A leading Cuban dissident says the European Union should be firmer in demanding the Castro regime respect human rights on the island, including free elections.

"I think that an attitude at odds with the demands of the Cuban people for freedom – free elections and recognition of their individual and collective rights – definitely isolates Spain and the EU from the Cuban people and puts them more in line with Communist regime," said Regis Iglesias, spokesman for the Christian Liberation Movement in Cuba.

A former political prisoner himself who is currently in exile in Spain, Iglesias called on the EU to maintain the "common position" taken in 1996 that established that its economic relations with Cuba "would depend on improvements in the area of human right and fundamental freedoms."

"To abandon the common position when human rights are still not respected in Cuba, when peaceful dissidents are imprisoned and even killed, is a very grave error," he told CNA. "It would totally be the wrong message for the EU to send to Cuba."
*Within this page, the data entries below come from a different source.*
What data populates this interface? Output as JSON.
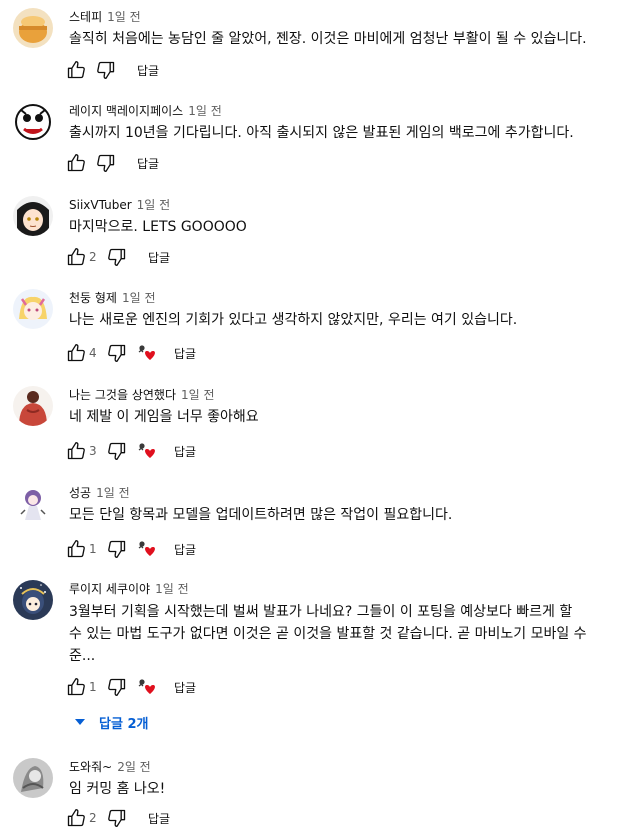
{
  "colors": {
    "link": "#065fd4",
    "heart": "#e0101e",
    "secondary_text": "#606060"
  },
  "icons": {
    "like": "thumb-up-icon",
    "dislike": "thumb-down-icon",
    "hearted": "heart-icon"
  },
  "comments": [
    {
      "author": "스테피",
      "time": "1일 전",
      "lines": [
        "솔직히 처음에는 농담인 줄 알았어, 젠장. 이것은 마비에게 엄청난 부활이 될 수 있습니다."
      ],
      "likes": "",
      "hearted": false,
      "reply": "답글"
    },
    {
      "author": "레이지 맥레이지페이스",
      "time": "1일 전",
      "lines": [
        "출시까지 10년을 기다립니다. 아직 출시되지 않은 발표된 게임의 백로그에 추가합니다."
      ],
      "likes": "",
      "hearted": false,
      "reply": "답글"
    },
    {
      "author": "SiixVTuber",
      "time": "1일 전",
      "lines": [
        "마지막으로. LETS GOOOOO"
      ],
      "likes": "2",
      "hearted": false,
      "reply": "답글"
    },
    {
      "author": "천둥 형제",
      "time": "1일 전",
      "lines": [
        "나는 새로운 엔진의 기회가 있다고 생각하지 않았지만, 우리는 여기 있습니다."
      ],
      "likes": "4",
      "hearted": true,
      "reply": "답글"
    },
    {
      "author": "나는 그것을 상연했다",
      "time": "1일 전",
      "lines": [
        "네 제발 이 게임을 너무 좋아해요"
      ],
      "likes": "3",
      "hearted": true,
      "reply": "답글"
    },
    {
      "author": "성공",
      "time": "1일 전",
      "lines": [
        "모든 단일 항목과 모델을 업데이트하려면 많은 작업이 필요합니다."
      ],
      "likes": "1",
      "hearted": true,
      "reply": "답글"
    },
    {
      "author": "루이지 세쿠이야",
      "time": "1일 전",
      "lines": [
        "3월부터 기획을 시작했는데 벌써 발표가 나네요? 그들이 이 포팅을 예상보다 빠르게 할",
        "수 있는 마법 도구가 없다면 이것은 곧 이것을 발표할 것 같습니다. 곧 마비노기 모바일 수",
        "준..."
      ],
      "likes": "1",
      "hearted": true,
      "reply": "답글"
    },
    {
      "author": "도와줘~",
      "time": "2일 전",
      "lines": [
        "임 커밍 홈 나오!"
      ],
      "likes": "2",
      "hearted": false,
      "reply": "답글"
    }
  ],
  "replies_toggle": {
    "label": "답글 2개"
  }
}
"Respect for human rights must be demanded, but also followed up with the holding of free elections, as more than 70 organizations in Cuba have requested in the declaration El Camino del Pueblo," Iglesias added.

He noted that in addition to the more than 70 organizations that the support El Camino del Pueblo – which was started by the late dissident Oswaldo Paya – "There are more than 25,000 Cubans who have called for a referendum and the regime has simply ignored it."

"The European Union should demand this of the Cuban regime every day: That rights such as freedom of expression be respected, that a referendum and free elections take place, instead of just lamenting the state of human rights in Cuba," Iglesias said.